1. Penelitian yang dilakukan oleh Muhammad Muhsin dan Haryo Satrio

Tomo dengan judul “Studi Retrofit Produksi Kapur Tohor Skala

Menengah Untuk Meningkatkan Efisiensi Penggunaan Bahan Bakar Dan

Mengurangi Pencemaran Udara (Studi Kasus: Industri Kapur Tohor

Padalarang)”. Penelitian ini diterbitkan oleh Jurnal Teknik Lingkungan

pada Volume 17 Nomor 2 tahun 2011. Penelitian ini menganalisa

kebutuhan dan kehilangan panas yang terjadi pada proses produksi kapur

tohor dan mengusulkan sistem proses produksi baru yang dapat

meningkatkan efisiensi penggunaan bahan bakar dan mengurangi

pencemaran udara.

2. Penelitian yang ditulis oleh Kenneth Nesselrodt, Stephen Lee, John D.

Andrews dan Peter W. Hart dengan judul “Mill Study on Improving Lime

Kiln Efficiency” yang diterbitkan oleh TAPPI Journal pada Volume 14

Nomor 2 tahun 2015. Penelitian ini memfokuskan usaha detail untuk

memahami dan mengoptimalisasi efisiensi tungku pembakaran batu kapur


51

dengan kapasitas 660 ton/hari dan juga mengulas setiap unit yang

memberikan pengaruh signifikan pada pabrik pengolahan batu kapur.

3. Penelitian yang ditulis oleh Muchtar Aziz dengan judul “Batu Kapur dan

Peningkatan Nilai Tambah Serta Spesifikasi Untuk Industri” yang

diterbitkan pada Jurnal Teknologi Mineral dan Batubara Volume 6 Nomor

3 tahun 2010. Makalah ini disusun sebagai ulasan teknologi peningkatan

nilai tambah batu kapur serta spesifikasi-spesifikasi yang dibutuhkan oleh

industri pengguna.

4. Penelitian yang disusun oleh Neville Hill dan Kelvin Mason dengan judul

“How to Calculate The Energy Efficiency of Your Lime Burning Process”

pada tahun 1997 untuk yayasan pengembangan teknologi Practical Action.

Disini dibahas metode yang digunakan untuk menghitung efisiensi tungku

pembakaran batu kapur.

5. Penelitian yang disusun oleh Okonkwo P.C, Adefila S.S dan Beecroft G.A

dengan judul “Fundamental Approach To the Design of Single vertical

Shaft Lime Kiln” yang diterbitkan pada International Journal of

Engineering Research Volume 2 Issue 2 tahun 2012. Disini peneliti

merancang sebuah model tungku berdasarkan pengontrolan fenomena

reaksi kalsinasi dan menghitung efisiensi termal dan efisiensi kalsinasi

secara keseluruhan.

6. Penelitian oleh yayasan Practical Action dengan judul “A Case Study in

Lime Production” yang membahas teknis pengolahan batu kapur secara

tradisional di Sri Lanka.


52

7. Penelitian yang disusun oleh Mochamad Furqon dengan judul ”Rancang

Bangun Dan Perekayasaan Tungku Fluidizedbed Sirkulasi Batu Bara

Kalori Rendah (Lignit) Untuk Menghasilkan Efisiensi Pembakaran Tinggi

Dan Ramah Lingkungan” yang dan diterbitkan pada Jurnal Riset Industri

Volume VI Nomor 2 tahun 2012. Penelitian ini merancang tungku

pembakaran tipe fluidized bed sirkulasi yang menggunakan bahan bakar

batubara serta juga dibahas metode penghitungan efisiensi tungku tersebut.

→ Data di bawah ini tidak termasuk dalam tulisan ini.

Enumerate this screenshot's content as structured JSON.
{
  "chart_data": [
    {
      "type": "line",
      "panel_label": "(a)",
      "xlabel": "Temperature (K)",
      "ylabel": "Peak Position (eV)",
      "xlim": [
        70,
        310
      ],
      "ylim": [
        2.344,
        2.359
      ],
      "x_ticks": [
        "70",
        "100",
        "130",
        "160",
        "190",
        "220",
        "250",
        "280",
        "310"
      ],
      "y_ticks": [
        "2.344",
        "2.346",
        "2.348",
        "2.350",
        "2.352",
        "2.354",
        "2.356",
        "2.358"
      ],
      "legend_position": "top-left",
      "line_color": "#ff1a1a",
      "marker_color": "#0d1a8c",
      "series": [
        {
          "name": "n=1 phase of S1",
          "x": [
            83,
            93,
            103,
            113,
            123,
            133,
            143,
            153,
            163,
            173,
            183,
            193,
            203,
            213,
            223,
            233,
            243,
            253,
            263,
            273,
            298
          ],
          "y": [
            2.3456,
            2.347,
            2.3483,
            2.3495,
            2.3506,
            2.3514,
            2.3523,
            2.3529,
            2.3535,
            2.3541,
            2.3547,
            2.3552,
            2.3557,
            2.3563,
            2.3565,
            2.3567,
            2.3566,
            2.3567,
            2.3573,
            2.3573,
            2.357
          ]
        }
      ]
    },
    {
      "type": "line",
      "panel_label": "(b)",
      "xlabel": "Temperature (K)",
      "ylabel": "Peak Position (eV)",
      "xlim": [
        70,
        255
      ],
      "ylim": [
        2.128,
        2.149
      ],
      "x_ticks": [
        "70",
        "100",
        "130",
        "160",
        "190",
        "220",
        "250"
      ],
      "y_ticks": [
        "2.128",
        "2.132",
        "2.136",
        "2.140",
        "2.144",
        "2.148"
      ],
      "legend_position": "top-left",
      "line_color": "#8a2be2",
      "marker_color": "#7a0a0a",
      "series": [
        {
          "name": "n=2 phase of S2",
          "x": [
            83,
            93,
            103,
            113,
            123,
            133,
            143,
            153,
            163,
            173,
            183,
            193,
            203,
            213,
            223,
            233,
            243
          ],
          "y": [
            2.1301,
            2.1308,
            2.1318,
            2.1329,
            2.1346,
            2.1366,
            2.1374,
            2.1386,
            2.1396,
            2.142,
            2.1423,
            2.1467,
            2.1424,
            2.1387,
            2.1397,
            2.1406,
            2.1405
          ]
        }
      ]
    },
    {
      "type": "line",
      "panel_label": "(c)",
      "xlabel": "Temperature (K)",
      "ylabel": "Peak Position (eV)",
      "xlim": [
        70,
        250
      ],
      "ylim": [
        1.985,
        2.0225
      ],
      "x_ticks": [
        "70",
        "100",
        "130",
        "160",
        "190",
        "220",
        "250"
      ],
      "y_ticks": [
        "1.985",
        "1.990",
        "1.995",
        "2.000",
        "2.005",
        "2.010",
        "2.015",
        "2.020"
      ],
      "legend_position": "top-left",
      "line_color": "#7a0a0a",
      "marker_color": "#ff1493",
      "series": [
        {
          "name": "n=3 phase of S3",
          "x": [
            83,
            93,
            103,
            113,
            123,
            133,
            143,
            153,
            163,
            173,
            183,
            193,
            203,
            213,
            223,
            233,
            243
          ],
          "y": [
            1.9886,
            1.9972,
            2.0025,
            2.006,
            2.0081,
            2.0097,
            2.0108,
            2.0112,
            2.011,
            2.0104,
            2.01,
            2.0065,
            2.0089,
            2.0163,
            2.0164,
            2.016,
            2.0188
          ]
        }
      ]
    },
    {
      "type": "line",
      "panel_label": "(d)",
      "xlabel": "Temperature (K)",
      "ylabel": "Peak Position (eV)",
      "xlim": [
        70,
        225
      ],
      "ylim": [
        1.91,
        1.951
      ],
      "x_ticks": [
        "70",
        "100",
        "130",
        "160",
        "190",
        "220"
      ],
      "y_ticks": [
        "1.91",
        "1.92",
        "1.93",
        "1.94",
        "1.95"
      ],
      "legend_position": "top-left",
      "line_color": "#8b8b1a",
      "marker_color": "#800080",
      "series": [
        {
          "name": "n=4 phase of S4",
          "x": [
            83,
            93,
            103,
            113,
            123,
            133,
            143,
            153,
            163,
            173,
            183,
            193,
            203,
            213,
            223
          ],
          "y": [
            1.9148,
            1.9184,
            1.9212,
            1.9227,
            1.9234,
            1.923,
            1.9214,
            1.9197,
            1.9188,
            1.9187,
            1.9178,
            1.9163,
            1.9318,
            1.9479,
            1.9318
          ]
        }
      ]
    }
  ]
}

8. Penelitian ini disusun oleh Farida Afriani Astuti dan Andi Sungkowo

dengan judul “Kelayakan Ekonomi dan Lingkungan Kegiatan

Pertambangan Rakyat di Kabupaten Sleman” yang diterbitkan pada Jurnal

Sains dan Teknologi Lingkungan Volume 8 Nomor 2 tahun 2016.

Penelitian ini menganalisis kelayakan ekonomi dan lingkungan di

Kabupaten Sleman menggunakan metode pengharkatan. Kelayakan

ekonomi dianalisis menggunakan tiga parameter dasar yaitu perbandingan

cadangan terhadap penggunaan bahan galian, potensi pasar dan

pemanfaatan bahan galian dan perbandingan biaya dan manfaat.

Sedangkan untuk kelayakan lingkungan dianalisis berdasarkan dampak

yang ditimbulkan.

9. Penelitian yang disusun oleh Dirga Sidauruk dengan judul “Analisis

Kelayakan Investasi Menggunakan Metoda Discounted Cash Flow

Tambangan Galena PT. Triple Eight Energy, Kecamatan Koto Parik

Gadang Diateh Kabupaten Solok Selatan Provinsi Sumatera Barat” pada

tahun 2017 untuk menyelesaikan studinya di Teknik Pertambangan


53

Universitas Negeri Padang. Penelitian ini menganalisis kelayakan investasi

pada tambang galena PT. Triple Eight Energy menggunakan metoda

discounted cash flow.

10. Penelitian yang disusun oleh Endah Reni Pusvitasari dengan judul

“Analisis Investasi Dengan Real Option Valuation Pada Tambang

Batubara Studi Kasus Tambang Satui-Karuh PT. Arutmin Indonesia” pada

tahun 2010 untuk menyelesaikan studinya di Teknik Pertambangan Institut

Teknologi Bandung. Penelitian ini menggunakan analisis real option

valuation sebagai alternatif lain dari metode discounted cash flow.